Examples of dynamic constructions involving word-play upon the page include the elaborate, intricate, and beautiful picture-poems favoured among some authors, not least at in the early medieval period. We display specimens by the Carolingian author Hrabanus (or Rabanus) Maurus Magnentius (circa 780 – 856), Archbishop of Mainz (from 847). His poem De laudibus sanctae crucis (“In Praise of the Holy Cross”), which survives in multiple copies, contains a series of poems laid out as rectangular constructions in which each line contains the same number of letters as any other.
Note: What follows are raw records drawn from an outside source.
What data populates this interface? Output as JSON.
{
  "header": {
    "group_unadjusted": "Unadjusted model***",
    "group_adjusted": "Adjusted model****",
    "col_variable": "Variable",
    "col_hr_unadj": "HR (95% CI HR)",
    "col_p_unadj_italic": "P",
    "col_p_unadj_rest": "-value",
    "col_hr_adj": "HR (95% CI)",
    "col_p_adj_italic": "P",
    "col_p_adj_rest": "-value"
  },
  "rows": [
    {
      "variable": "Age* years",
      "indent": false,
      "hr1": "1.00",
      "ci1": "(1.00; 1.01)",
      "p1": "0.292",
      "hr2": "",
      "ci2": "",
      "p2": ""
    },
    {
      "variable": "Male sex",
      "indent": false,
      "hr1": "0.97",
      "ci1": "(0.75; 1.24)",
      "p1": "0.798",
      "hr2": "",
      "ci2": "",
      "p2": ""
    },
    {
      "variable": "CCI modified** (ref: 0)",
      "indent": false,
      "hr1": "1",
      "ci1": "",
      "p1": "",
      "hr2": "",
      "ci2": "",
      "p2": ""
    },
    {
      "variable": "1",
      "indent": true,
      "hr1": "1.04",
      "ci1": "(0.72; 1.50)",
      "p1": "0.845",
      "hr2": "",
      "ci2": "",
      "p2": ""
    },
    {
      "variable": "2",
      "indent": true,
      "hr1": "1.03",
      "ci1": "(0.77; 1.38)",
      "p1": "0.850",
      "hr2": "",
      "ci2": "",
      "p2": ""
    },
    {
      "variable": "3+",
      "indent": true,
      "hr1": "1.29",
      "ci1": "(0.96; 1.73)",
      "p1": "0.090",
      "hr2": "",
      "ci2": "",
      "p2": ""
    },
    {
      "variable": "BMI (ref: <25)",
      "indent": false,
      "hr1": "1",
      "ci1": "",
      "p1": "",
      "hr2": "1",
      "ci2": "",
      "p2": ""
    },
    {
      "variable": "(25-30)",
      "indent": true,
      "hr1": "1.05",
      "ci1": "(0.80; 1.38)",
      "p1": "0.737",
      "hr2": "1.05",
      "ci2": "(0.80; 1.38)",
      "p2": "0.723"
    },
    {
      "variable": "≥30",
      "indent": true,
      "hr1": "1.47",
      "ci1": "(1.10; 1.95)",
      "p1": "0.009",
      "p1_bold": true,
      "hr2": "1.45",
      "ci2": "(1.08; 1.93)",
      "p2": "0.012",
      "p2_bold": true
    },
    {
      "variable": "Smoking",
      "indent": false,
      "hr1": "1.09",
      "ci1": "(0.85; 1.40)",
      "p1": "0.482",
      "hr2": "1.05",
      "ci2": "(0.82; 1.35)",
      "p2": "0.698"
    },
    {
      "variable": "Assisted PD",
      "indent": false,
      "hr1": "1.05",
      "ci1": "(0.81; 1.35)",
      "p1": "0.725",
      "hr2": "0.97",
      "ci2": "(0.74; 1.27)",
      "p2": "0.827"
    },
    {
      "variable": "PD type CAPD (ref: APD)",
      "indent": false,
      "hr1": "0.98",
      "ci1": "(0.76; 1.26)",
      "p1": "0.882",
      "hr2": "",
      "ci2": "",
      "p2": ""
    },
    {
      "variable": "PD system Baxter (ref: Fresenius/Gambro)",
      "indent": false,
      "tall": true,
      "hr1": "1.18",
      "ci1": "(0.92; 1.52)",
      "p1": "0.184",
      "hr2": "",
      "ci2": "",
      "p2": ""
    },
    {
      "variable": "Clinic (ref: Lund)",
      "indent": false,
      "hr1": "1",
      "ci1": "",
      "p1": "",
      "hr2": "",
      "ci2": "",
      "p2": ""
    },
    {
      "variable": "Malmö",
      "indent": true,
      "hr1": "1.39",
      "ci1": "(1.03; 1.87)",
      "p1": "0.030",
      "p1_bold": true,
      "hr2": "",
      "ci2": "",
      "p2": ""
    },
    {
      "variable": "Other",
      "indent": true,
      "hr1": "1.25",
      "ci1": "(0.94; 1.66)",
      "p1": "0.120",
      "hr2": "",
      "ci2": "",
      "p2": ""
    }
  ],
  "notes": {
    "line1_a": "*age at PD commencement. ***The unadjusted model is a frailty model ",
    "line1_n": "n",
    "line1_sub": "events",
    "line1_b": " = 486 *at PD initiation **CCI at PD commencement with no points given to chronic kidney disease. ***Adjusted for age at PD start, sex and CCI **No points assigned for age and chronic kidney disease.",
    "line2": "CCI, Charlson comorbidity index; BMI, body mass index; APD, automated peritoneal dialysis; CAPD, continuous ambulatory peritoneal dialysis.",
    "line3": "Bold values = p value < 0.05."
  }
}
Their patterns make it possible to lay out the letters not only in horizontal lines but also in vertical rows, strictly in line with each other. Moreover, it is possible to read key portions vertically as well as horizontally. Reading vertically in a line using the initial, medial, or final letter of each line yields an acrostic, mesostic, or telestic. Such forms of cross-word puzzles can produce wonders of legibility, requiring the attention in steps of time to gain comprehension of the message as a whole. Adding images to the ensemble increases the layering of meanings, and the possibilities of wonderment through resonance.

Vienna, Österreichische Nationalbibliothek, Cod. 652, fol. 20v (scan 50 of 109). Hrabanus Maurus, De laude sanctae crucibus. Mainz or Fulda, 9th century (circa 830-840). Carmen figuratum with four Evangelist symbols surrounding the Lamb of God. Image via https://viewer.onb.ac.at/10048D05/.

Vienna, Österreichische Nationalbibliothek, Cod. 652, fol. 27v: Figura XXII.
Image https://viewer.onb.ac.at/10048D05/.
Other celebrated cases include the elaborate ornamental pages developed by Anglo-Saxon and Insular scribal artists for the openings of the different Gospels – as well as for the ‘Christmas Reading’ of Matthew 1:18, which begins Christi autem generatio sic erat, treated as if an opening in its own right. These pages, drawn out with intricate decorative patterns and figural elements, offer challenges to the process of reading and expansions of wonderment as the words and images interplay. A favourite appears in the 8th-century Southern English Gospel book now in Stockholm, known as the Codex Aureus.